I got most things clarified now, but I still have a doubt
related to shared_ptr. When I use a singleton object, would
a shared_ptr help?


Not really, because:

Because when I use new inside the singleton's getInstance
method, I am not sure when to delete it, since it is a
static member, i am not sure putting the delete in the
destructor would help. Should I have another method called
resetInstance or something?


Well, if it's a singleton, why would you want to reset it? ;-)


Unit tests - you would want the object reset before each test.

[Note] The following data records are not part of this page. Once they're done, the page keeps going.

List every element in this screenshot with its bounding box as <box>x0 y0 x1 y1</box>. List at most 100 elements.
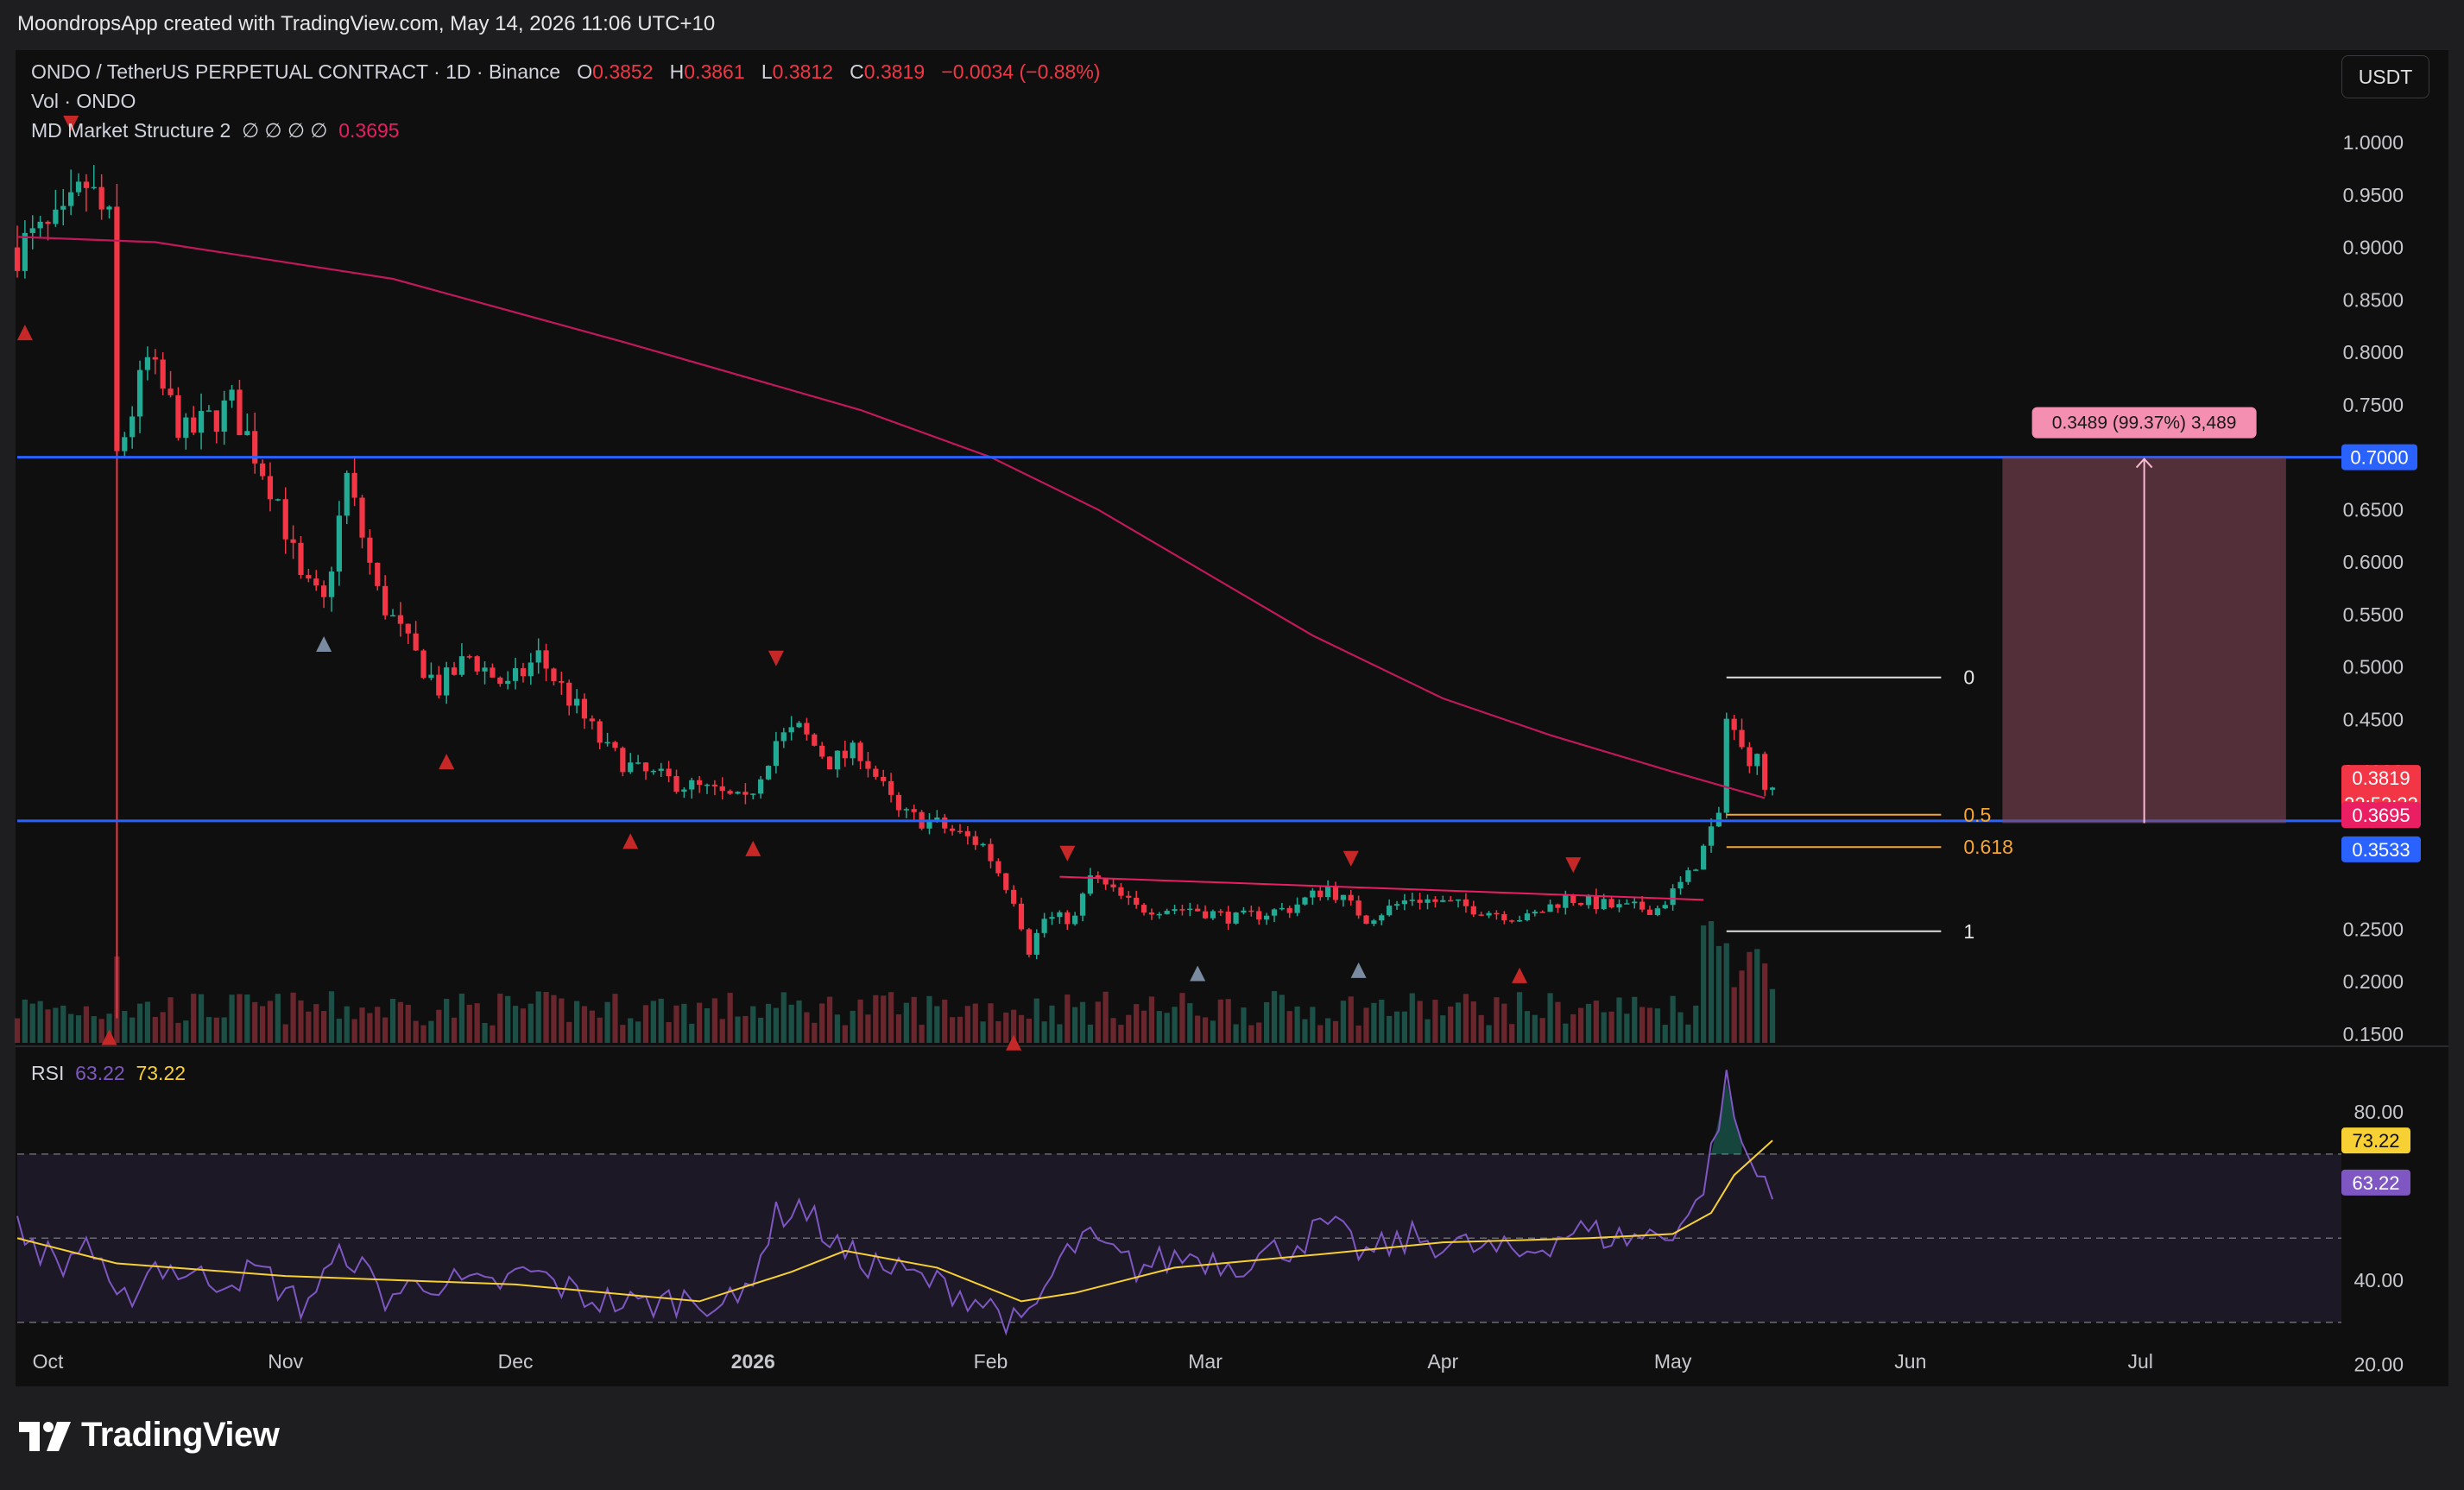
candle-body <box>934 818 940 821</box>
candle-body <box>1747 747 1753 767</box>
swing-low-marker <box>1512 967 1528 983</box>
candle-body <box>628 762 634 773</box>
candle-body <box>275 499 281 501</box>
volume-bar <box>535 991 541 1043</box>
candle-body <box>1256 911 1262 920</box>
volume-bar <box>436 1009 442 1043</box>
price-axis-tick: 0.5000 <box>2343 656 2404 679</box>
currency-button[interactable]: USDT <box>2341 55 2429 98</box>
volume-bar <box>1279 994 1285 1043</box>
candle-body <box>1079 893 1086 916</box>
candle-body <box>926 820 932 829</box>
candle-body <box>873 768 879 777</box>
volume-bar <box>1126 1014 1132 1043</box>
volume-bar <box>727 993 733 1043</box>
volume-bar <box>1524 1011 1531 1043</box>
volume-bar <box>1632 996 1638 1043</box>
candle-body <box>1202 911 1209 919</box>
swing-low-marker-alt <box>1190 965 1206 982</box>
candle-body <box>612 742 618 748</box>
candle-body <box>957 830 963 833</box>
candle-body <box>1393 904 1400 906</box>
volume-bar <box>1693 1005 1699 1043</box>
candle-body <box>1693 869 1699 871</box>
volume-bar <box>420 1025 426 1043</box>
volume-bar <box>53 1007 59 1043</box>
candle-body <box>1148 912 1155 915</box>
volume-bar <box>382 1017 389 1043</box>
volume-bar <box>1723 943 1729 1043</box>
volume-bar <box>566 1021 572 1043</box>
volume-bar <box>466 1004 472 1043</box>
symbol-title: ONDO / TetherUS PERPETUAL CONTRACT · 1D … <box>31 60 561 83</box>
candle-body <box>152 357 158 360</box>
candle-body <box>826 756 833 770</box>
candle-body <box>1164 911 1170 914</box>
volume-bar <box>1509 1024 1515 1043</box>
candle-body <box>942 818 948 829</box>
candle-body <box>512 668 519 681</box>
candle-body <box>842 750 848 759</box>
volume-bar <box>1348 996 1354 1043</box>
candle-body <box>474 656 480 672</box>
candle-body <box>37 221 43 229</box>
candle-body <box>1332 887 1339 900</box>
candle-body <box>1371 920 1377 925</box>
candle-body <box>1271 909 1278 916</box>
candle-body <box>144 357 151 370</box>
candle-body <box>804 723 810 735</box>
time-axis-label: Feb <box>974 1350 1008 1373</box>
candle-body <box>1470 906 1476 915</box>
swing-low-marker-alt <box>316 635 332 652</box>
candle-body <box>1654 908 1660 916</box>
measure-arrow-head <box>2135 458 2153 469</box>
volume-bar <box>91 1016 97 1043</box>
candle-body <box>1041 919 1047 933</box>
candle-body <box>351 472 357 498</box>
fib-level-label: 1 <box>1963 920 1974 943</box>
candle-body <box>704 784 711 786</box>
candle-body <box>834 750 841 770</box>
candle-body <box>1670 888 1676 906</box>
volume-bar <box>1708 920 1715 1043</box>
volume-bar <box>1532 1014 1538 1043</box>
volume-bar <box>1302 1019 1308 1043</box>
candle-body <box>559 680 565 683</box>
price-axis-tick: 0.8000 <box>2343 341 2404 363</box>
volume-bar <box>205 1017 212 1043</box>
candle-body <box>1440 900 1446 902</box>
volume-bar <box>581 1006 588 1043</box>
volume-bar <box>183 1020 189 1043</box>
volume-bar <box>221 1017 227 1043</box>
volume-bar <box>397 1001 404 1043</box>
candle-body <box>389 615 396 617</box>
volume-bar <box>1432 1000 1438 1043</box>
candle-body <box>466 656 472 658</box>
candle-body <box>964 830 970 837</box>
volume-bar <box>1118 1025 1124 1043</box>
candle-body <box>972 836 978 845</box>
candle-body <box>1279 907 1285 910</box>
candles <box>14 165 1776 960</box>
volume-bar <box>735 1016 741 1043</box>
candle-body <box>1640 901 1646 910</box>
volume-bar <box>367 1013 373 1043</box>
volume-bar <box>812 1022 818 1043</box>
volume-bar <box>1340 1001 1346 1043</box>
candle-body <box>551 668 557 681</box>
candle-body <box>620 748 626 773</box>
indicator-params: ∅ ∅ ∅ ∅ <box>242 119 328 142</box>
volume-bar <box>1041 1021 1047 1043</box>
volume-bar <box>290 992 296 1043</box>
volume-bar <box>551 994 557 1043</box>
candle-body <box>1302 897 1308 905</box>
candle-body <box>130 416 136 438</box>
candle-body <box>1225 911 1231 924</box>
volume-bar <box>834 1014 841 1043</box>
high-label: H <box>669 60 685 83</box>
candle-body <box>742 792 749 795</box>
volume-bar <box>780 992 787 1043</box>
volume-bar <box>1601 1012 1607 1043</box>
time-axis-label: Jun <box>1894 1350 1926 1373</box>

In such cases, I'll use a separate process for each test. It's
a lot closer to the actual use case. But even then, unit tests
for singletons are somewhat difficult. Typically, the singleton
will look like a memory leak, which, of course, causes the test
to fail---you need to take special precautions to avoid this.


I guess that depends whether you allow your singletons to have
public constructors and destructors.


By definition, a singleton doesn't have public constructors or
destructors, at least as I understand the pattern. (At least as
I use and understand the word, singleton refers to a specific
pattern, and not to just any class which happens to be present
only once.) But that's not really the issue. My test harness
ensures that any memory allocated within the test has been freed
at the end of the test. If the first call to the instance()
function of the singleton is within the test, any memory
allocated by the creation of the singleton will appear as a leak
at the end of the test.

If the creation of the singleton is incidental to the
test---i.e. the test needs the singleton to run, but is not
testing the actual creation---then I'll just arrange to create
it before starting the tests. My test harness has special
options for this sort of thing. If the goal is to test the
instantiation process itself, on the other hand, I'll run each
test in a separate process (without memory leak checking, at
least during the creation of the singleton).